Выбрать главу

Durante la travesía, se le levanta el ánimo a medida que comprende mejor las razones de que se haya alistado. Por deber y para dar ejemplo, por supuesto; pero también por motivos egoístas. Se ha convertido en un hombre mimado y premiado que necesita purificar el espíritu. Lleva un tiempo excesivo a salvo, ha perdido músculo y requiere peligro. Lleva un tiempo excesivo entre mujeres, lo cual es muy confuso, y ansia el mundo de los hombres. Cuando el Oriental atraca para cargar carbón en Cabo Verde, el regimiento de caballería de Middlesex organiza al instante un partido de criquet en la primera extensión de tierra aplastada que encuentran. Arthur presencia el partido -contra el personal de la estación de telégrafos- con corazón jubiloso. Hay reglas para el placer y reglas para el trabajo. Reglas, órdenes impartidas y recibidas, y un objetivo claro. Por todo esto está allí.

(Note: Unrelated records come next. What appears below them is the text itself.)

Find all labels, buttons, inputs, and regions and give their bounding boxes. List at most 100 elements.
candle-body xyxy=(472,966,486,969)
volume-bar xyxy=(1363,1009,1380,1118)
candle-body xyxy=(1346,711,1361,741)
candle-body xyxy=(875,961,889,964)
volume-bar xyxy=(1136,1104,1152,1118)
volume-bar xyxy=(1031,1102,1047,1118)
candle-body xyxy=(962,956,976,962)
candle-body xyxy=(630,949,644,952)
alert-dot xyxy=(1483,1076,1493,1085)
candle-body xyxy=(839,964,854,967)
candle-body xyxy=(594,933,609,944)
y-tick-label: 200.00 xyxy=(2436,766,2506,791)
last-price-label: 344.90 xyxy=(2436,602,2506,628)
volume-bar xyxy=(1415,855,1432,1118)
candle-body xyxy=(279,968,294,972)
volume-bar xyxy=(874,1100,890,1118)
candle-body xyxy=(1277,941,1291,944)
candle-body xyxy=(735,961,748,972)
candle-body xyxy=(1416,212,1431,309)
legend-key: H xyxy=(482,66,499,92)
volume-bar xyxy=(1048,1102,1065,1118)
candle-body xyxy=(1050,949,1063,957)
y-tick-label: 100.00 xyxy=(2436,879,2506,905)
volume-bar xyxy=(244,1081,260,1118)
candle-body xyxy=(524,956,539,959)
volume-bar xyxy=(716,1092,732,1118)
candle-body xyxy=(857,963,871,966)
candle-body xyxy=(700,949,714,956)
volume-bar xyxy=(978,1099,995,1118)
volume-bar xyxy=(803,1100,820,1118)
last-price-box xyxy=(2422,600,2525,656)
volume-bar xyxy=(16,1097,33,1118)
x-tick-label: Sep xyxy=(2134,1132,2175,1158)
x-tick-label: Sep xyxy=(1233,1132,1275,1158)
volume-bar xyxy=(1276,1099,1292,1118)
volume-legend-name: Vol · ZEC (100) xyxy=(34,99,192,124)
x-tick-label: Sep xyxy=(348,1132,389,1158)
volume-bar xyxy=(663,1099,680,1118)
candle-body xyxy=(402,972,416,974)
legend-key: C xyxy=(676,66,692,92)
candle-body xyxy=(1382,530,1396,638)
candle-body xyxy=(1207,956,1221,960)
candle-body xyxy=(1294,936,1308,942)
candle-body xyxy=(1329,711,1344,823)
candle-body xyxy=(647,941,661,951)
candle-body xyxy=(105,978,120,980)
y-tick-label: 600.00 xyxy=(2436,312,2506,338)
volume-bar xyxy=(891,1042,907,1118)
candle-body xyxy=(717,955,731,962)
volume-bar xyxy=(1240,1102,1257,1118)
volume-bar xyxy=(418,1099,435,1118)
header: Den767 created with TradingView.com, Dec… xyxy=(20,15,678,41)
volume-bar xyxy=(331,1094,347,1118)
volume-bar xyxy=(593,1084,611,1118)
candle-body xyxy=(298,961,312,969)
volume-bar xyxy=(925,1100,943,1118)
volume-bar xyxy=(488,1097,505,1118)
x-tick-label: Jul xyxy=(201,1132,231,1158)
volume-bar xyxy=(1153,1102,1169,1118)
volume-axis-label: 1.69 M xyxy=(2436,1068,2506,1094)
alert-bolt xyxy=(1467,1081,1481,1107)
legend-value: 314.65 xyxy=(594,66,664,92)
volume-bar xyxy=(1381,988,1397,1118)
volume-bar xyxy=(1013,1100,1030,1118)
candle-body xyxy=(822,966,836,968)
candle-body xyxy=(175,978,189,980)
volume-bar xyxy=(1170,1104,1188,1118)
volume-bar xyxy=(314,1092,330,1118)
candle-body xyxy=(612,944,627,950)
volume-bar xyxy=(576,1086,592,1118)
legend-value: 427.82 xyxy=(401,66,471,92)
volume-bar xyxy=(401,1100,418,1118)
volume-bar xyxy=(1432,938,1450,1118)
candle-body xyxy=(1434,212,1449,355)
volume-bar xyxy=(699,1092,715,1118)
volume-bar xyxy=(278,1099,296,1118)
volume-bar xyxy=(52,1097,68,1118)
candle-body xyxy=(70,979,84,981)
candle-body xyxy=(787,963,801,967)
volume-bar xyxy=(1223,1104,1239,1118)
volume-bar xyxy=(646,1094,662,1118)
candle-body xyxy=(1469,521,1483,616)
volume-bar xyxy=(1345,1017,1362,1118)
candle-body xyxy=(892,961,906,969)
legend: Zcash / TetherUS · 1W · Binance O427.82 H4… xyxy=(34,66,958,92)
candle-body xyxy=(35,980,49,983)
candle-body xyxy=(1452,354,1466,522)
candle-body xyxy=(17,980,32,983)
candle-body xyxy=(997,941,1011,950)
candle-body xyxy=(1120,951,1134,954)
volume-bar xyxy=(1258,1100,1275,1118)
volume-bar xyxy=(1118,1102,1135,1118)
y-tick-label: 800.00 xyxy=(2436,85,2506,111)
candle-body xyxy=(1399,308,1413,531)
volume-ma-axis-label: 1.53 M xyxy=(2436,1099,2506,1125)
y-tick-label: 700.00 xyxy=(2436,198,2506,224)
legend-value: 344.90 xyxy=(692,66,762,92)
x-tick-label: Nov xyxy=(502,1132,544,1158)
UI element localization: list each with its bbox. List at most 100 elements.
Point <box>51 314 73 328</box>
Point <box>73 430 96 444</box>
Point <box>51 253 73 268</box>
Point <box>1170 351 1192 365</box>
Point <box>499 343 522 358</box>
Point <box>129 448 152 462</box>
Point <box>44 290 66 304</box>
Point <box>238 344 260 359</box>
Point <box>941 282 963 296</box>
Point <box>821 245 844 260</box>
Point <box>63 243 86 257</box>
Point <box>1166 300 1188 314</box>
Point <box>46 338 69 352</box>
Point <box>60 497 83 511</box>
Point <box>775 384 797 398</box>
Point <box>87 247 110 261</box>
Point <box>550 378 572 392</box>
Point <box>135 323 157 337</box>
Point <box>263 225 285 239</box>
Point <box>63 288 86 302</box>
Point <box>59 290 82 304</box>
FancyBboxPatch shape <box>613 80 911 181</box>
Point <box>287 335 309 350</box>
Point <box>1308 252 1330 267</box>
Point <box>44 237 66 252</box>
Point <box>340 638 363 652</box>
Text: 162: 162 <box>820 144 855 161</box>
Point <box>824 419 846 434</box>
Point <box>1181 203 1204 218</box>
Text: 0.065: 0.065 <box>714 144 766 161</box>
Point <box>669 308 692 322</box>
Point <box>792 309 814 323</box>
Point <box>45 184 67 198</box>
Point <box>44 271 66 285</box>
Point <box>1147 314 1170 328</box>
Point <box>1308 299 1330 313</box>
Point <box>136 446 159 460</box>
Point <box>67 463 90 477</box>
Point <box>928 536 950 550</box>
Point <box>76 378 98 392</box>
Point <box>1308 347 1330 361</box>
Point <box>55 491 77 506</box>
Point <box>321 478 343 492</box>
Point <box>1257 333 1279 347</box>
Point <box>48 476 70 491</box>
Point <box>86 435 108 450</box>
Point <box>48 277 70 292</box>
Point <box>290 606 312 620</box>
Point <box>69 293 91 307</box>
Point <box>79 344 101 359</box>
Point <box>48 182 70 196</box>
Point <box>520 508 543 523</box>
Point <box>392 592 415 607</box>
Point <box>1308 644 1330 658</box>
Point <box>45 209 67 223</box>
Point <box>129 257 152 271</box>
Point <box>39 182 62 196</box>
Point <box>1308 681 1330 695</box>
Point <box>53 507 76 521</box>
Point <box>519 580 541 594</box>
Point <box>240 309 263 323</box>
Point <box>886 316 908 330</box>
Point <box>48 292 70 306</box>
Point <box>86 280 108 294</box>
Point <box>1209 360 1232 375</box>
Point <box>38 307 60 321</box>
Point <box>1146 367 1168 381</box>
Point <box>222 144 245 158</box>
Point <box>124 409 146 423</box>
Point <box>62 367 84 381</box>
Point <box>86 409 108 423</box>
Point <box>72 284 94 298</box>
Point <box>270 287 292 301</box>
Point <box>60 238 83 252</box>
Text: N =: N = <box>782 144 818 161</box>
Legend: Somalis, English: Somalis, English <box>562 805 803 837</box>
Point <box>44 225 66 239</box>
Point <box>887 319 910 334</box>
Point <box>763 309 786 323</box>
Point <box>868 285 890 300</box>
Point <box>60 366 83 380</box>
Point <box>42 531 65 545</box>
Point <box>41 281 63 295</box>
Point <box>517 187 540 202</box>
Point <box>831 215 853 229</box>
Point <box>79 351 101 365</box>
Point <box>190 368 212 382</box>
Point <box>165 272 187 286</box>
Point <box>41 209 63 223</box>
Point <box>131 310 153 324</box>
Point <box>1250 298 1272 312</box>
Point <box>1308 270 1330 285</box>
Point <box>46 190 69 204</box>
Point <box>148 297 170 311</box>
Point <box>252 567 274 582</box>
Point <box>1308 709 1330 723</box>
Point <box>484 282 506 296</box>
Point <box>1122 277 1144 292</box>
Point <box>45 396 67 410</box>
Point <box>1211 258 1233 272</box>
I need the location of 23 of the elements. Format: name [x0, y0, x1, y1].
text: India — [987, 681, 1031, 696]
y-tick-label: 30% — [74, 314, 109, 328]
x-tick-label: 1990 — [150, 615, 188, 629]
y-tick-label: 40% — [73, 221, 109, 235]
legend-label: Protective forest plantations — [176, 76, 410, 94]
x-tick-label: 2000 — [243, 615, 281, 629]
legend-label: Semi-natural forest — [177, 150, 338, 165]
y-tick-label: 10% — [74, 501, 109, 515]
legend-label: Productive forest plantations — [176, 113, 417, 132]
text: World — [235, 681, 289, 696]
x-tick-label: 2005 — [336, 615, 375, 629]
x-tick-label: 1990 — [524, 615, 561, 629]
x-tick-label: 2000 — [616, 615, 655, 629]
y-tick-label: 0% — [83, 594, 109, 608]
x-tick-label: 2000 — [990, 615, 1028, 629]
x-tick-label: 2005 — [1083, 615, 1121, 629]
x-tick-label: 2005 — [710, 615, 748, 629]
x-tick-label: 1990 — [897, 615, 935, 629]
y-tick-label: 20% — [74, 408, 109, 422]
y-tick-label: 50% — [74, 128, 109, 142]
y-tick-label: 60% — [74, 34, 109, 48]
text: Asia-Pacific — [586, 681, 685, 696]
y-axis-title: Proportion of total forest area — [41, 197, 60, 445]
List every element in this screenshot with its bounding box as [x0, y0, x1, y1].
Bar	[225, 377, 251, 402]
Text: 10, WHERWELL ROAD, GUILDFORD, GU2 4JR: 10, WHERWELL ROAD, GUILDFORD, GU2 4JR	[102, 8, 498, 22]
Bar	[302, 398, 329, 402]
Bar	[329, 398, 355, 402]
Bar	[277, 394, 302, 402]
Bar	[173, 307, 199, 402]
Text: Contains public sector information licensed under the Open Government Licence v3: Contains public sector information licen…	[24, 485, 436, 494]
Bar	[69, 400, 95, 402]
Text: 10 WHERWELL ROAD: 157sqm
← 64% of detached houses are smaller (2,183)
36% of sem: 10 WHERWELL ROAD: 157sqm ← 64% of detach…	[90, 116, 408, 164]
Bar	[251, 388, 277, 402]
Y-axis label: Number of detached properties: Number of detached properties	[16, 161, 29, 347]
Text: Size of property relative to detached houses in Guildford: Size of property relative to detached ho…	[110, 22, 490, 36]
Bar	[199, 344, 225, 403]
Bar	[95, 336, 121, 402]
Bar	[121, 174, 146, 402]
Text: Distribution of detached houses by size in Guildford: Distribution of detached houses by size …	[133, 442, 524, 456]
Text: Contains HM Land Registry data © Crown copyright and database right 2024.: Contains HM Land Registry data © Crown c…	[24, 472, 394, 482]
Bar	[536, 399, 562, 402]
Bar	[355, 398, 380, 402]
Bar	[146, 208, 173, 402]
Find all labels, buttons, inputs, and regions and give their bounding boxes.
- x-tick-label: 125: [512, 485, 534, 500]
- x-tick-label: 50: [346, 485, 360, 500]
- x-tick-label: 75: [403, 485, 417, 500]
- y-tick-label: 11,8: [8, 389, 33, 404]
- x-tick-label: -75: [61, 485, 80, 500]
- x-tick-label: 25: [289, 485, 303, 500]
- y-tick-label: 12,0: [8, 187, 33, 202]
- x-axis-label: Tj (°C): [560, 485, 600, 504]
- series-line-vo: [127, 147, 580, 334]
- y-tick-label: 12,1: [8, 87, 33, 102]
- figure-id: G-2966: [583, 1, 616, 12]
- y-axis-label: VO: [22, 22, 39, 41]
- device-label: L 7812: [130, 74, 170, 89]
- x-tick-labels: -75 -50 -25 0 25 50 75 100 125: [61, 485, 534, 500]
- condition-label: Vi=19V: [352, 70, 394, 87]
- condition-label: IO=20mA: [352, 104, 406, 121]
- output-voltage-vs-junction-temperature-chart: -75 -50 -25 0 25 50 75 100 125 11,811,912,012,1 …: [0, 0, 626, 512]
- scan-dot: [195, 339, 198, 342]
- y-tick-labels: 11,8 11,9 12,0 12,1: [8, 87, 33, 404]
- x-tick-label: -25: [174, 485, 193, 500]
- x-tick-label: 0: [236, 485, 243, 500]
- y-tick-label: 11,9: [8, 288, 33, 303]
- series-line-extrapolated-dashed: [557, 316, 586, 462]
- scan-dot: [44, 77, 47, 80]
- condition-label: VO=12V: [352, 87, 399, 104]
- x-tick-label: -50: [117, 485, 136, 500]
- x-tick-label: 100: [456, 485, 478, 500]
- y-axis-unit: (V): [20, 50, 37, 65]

En Bloemfontein, las tiendas del hospital están en el campo de criquet; el pabellón principal es la caseta del vestuario. Arthur ve muchas muertes, aunque matan más las fiebres tifoideas que las balas bóers. Pide cinco días de permiso para seguir el avance del ejército hacia el norte, vadeando el río Vet rumbo a Pretoria. De regreso, al sur de Brandfort, detiene a su grupo un basuto a lomos de una montura peluda que les habla de un soldado británico que yace herido a unas dos horas de distancia. Por un florín, contratan al informante como guía. Es un largo trayecto, primero a través de maizales y después a lo largo del veldt [17]. El inglés herido resulta ser un australiano muerto: bajo, musculoso, con una cara amarilla, cerosa. N.° 410, infantería montada, ahora desmontada, de Nueva Gales del Sur. Su caballo y su fusil han desaparecido. Ha muerto desangrado de una herida en el estómago. Yace con su reloj de bolsillo colocado ante él; ha debido de ver cómo la vida se le agotaba minuto a minuto. El reloj se ha parado a la una de la mañana. Junto al cadáver está la cantimplora vacía y encima, en equilibrio, una pieza de ajedrez en marfil rojo. Las otras piezas -es más probable que sean el botín de una granja bóer que el pasatiempo de un soldado- están en su mochila. Recogen sus pertenencias: una bandolera, una estilográfica, un pañuelo de seda, una navaja, el reloj Waterbury y dos libras, seis chelines y seis peniques en una bolsa raída. Cargan sobre el caballo de Arthur el cuerpo pegajoso, y un enjambre de moscas les escolta en el viaje de tres kilómetros hasta el poste de telégrafos más cercano. Allí depositan para su entierro al soldado n.° 410, de la infantería montada de Nueva Gales del Sur.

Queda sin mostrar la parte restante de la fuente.